Notice of liquidation of a legal entity before 2021 had to be submitted to two more important entities, such as:
- Pension Fund of the Russian Federation;
- Federal Compulsory Health Insurance Fund (MHIF).
Currently, in accordance with current legislation, the tax authority independently reports information about the closure of the business of the Pension Fund of the Russian Federation and the Compulsory Medical Insurance Fund.
When a decision on liquidation is made, all governing powers are transferred to the liquidation commission or to the sole liquidator. Their responsibilities include sending the required notices of liquidation of a legal entity:
- To the tax service - about the start of the liquidation procedure within 3 days after such a decision is made. The pension fund does not need to be notified of the closure.
- To creditors - about the upcoming closure with an indication of the possibility of filing claims regarding debt obligations to them.
- Employees - about the upcoming layoff due to liquidation at least 2 months before the termination of the employment contract.
The obligation to notify creditors is specified in paragraph 1 of Art. 63 Civil Code.
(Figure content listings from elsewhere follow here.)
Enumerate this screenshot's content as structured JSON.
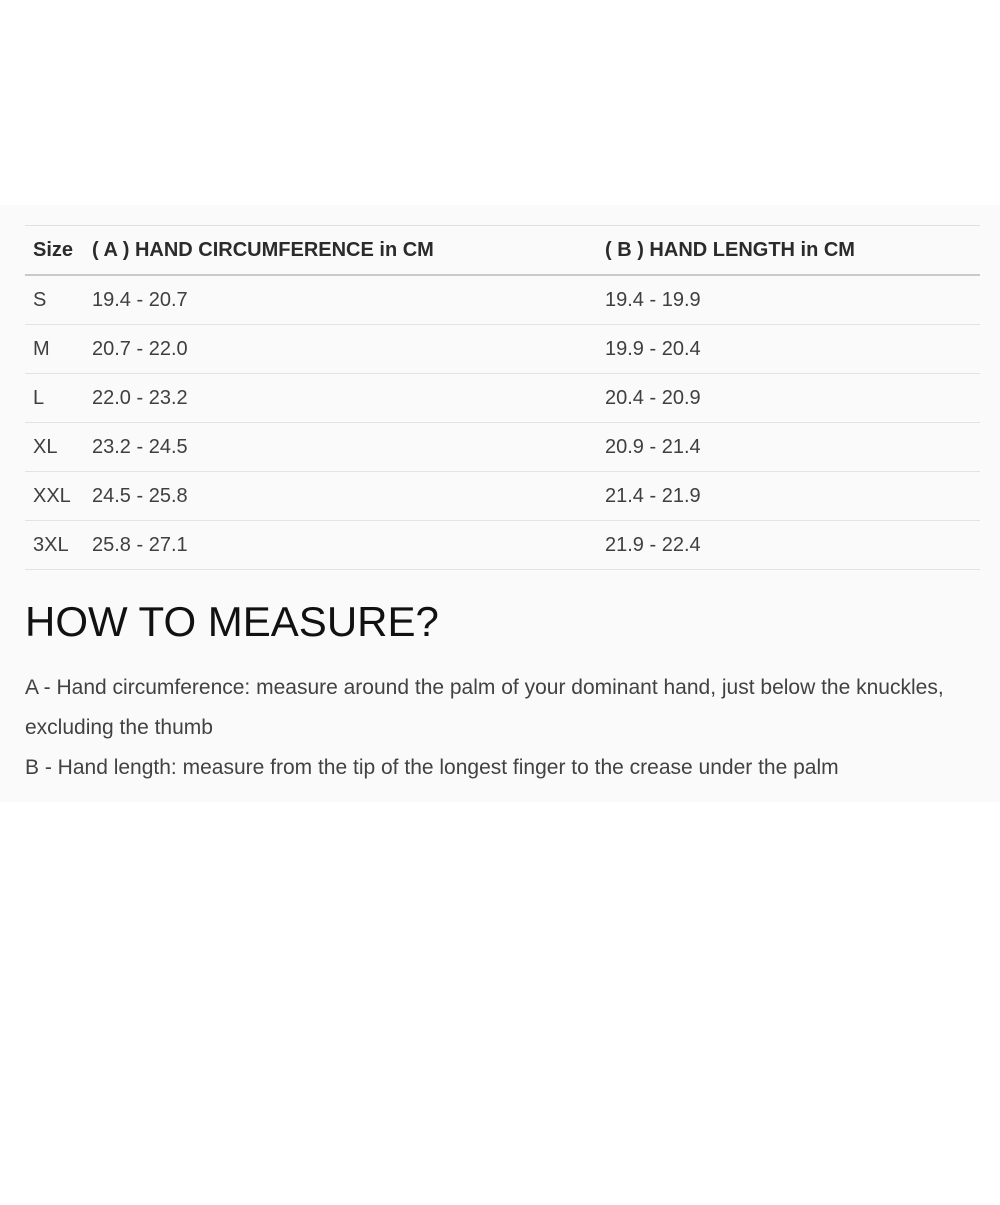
{
  "size_chart": {
    "columns": {
      "size": "Size",
      "hand_circumference": "( A ) HAND CIRCUMFERENCE in CM",
      "hand_length": "( B ) HAND LENGTH in CM"
    },
    "rows": [
      {
        "size": "S",
        "hand_circumference": "19.4 - 20.7",
        "hand_length": "19.4 - 19.9"
      },
      {
        "size": "M",
        "hand_circumference": "20.7 - 22.0",
        "hand_length": "19.9 - 20.4"
      },
      {
        "size": "L",
        "hand_circumference": "22.0 - 23.2",
        "hand_length": "20.4 - 20.9"
      },
      {
        "size": "XL",
        "hand_circumference": "23.2 - 24.5",
        "hand_length": "20.9 - 21.4"
      },
      {
        "size": "XXL",
        "hand_circumference": "24.5 - 25.8",
        "hand_length": "21.4 - 21.9"
      },
      {
        "size": "3XL",
        "hand_circumference": "25.8 - 27.1",
        "hand_length": "21.9 - 22.4"
      }
    ]
  },
  "how_to_measure": {
    "heading": "HOW TO MEASURE?",
    "instructions": [
      "A - Hand circumference: measure around the palm of your dominant hand, just below the knuckles, excluding the thumb",
      "B - Hand length: measure from the tip of the longest finger to the crease under the palm"
    ]
  },
  "colors": {
    "page_background": "#ffffff",
    "section_background": "#fafafa",
    "row_border": "#e3e3e3",
    "header_border": "#c9c9c9",
    "header_text": "#2b2b2b",
    "body_text": "#424242"
  }
}
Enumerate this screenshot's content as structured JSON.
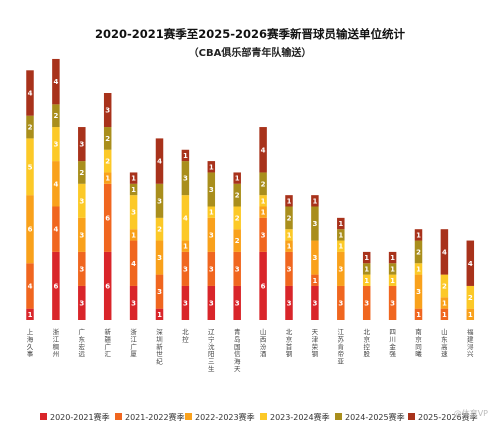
{
  "chart_data": {
    "type": "bar",
    "stacked": true,
    "title": "2020-2021赛季至2025-2026赛季新晋球员输送单位统计",
    "subtitle": "（CBA俱乐部青年队输送）",
    "categories": [
      "上海久事",
      "浙江稠州",
      "广东宏远",
      "新疆广汇",
      "浙江广厦",
      "深圳新世纪",
      "北控",
      "辽宁沈阳三生",
      "青岛国信海天",
      "山西汾酒",
      "北京首钢",
      "天津荣钢",
      "江苏肯帝亚",
      "北京控股",
      "四川金强",
      "南京同曦",
      "山东高速",
      "福建浔兴"
    ],
    "series": [
      {
        "name": "2020-2021赛季",
        "color": "#d9252a",
        "values": [
          1,
          6,
          3,
          6,
          3,
          1,
          3,
          3,
          3,
          6,
          3,
          3,
          0,
          0,
          0,
          0,
          0,
          0
        ]
      },
      {
        "name": "2021-2022赛季",
        "color": "#f0661f",
        "values": [
          4,
          4,
          3,
          6,
          4,
          3,
          3,
          3,
          3,
          3,
          3,
          1,
          3,
          3,
          3,
          1,
          1,
          0
        ]
      },
      {
        "name": "2022-2023赛季",
        "color": "#f9a11b",
        "values": [
          6,
          4,
          3,
          1,
          1,
          3,
          1,
          3,
          2,
          1,
          1,
          3,
          3,
          0,
          0,
          3,
          1,
          1
        ]
      },
      {
        "name": "2023-2024赛季",
        "color": "#fcc927",
        "values": [
          5,
          3,
          3,
          2,
          3,
          2,
          4,
          1,
          2,
          1,
          1,
          0,
          1,
          1,
          1,
          1,
          2,
          2
        ]
      },
      {
        "name": "2024-2025赛季",
        "color": "#a98e1c",
        "values": [
          2,
          2,
          2,
          2,
          1,
          3,
          3,
          3,
          2,
          2,
          2,
          3,
          1,
          1,
          1,
          2,
          0,
          0
        ]
      },
      {
        "name": "2025-2026赛季",
        "color": "#a8321b",
        "values": [
          4,
          4,
          3,
          3,
          1,
          4,
          1,
          1,
          1,
          4,
          1,
          1,
          1,
          1,
          1,
          1,
          4,
          4
        ]
      }
    ]
  },
  "watermark": "@体育VP"
}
Creditors are all companies and individuals to whom the liquidated company has outstanding debt obligations. But the mere existence of an agreement on the existence of debts does not confirm them. The fact of debt can be confirmed by a reconciliation act, an acceptance certificate, etc. It is worth considering that the debt repayment period begins immediately after the decision to liquidate is made, regardless of the contractual terms.
Taking into account the fact that obligations to creditors come due ahead of schedule under clause 4 of Art. 61 of the Civil Code, as well as the fact that after liquidation all obligations of a legal entity are canceled, creditors are given a fairly long period to present their claims.
Based on the claims presented by creditors, the liquidation commission prepares an interim liquidation report
balance
. The company cannot be liquidated until it has paid off its creditors.
If its property is not enough to pay off debts to all creditors, the company initiates bankruptcy proceedings.
How to notify employees of upcoming dismissal?
The liquidation procedure proceeds as follows if the decision is made by management itself:
- Making the decision itself.
- Appointment of the liquidation commission and chairman, determination of the timing and procedure for liquidation.
- Transfer of powers to manage the affairs of a legal entity.
The chairman of the liquidation commission is responsible for any actions related to dismissed employees. The bankruptcy trustee appointed by the court interacts with the second interested party if the court previously made a decision on bankruptcy of the enterprise.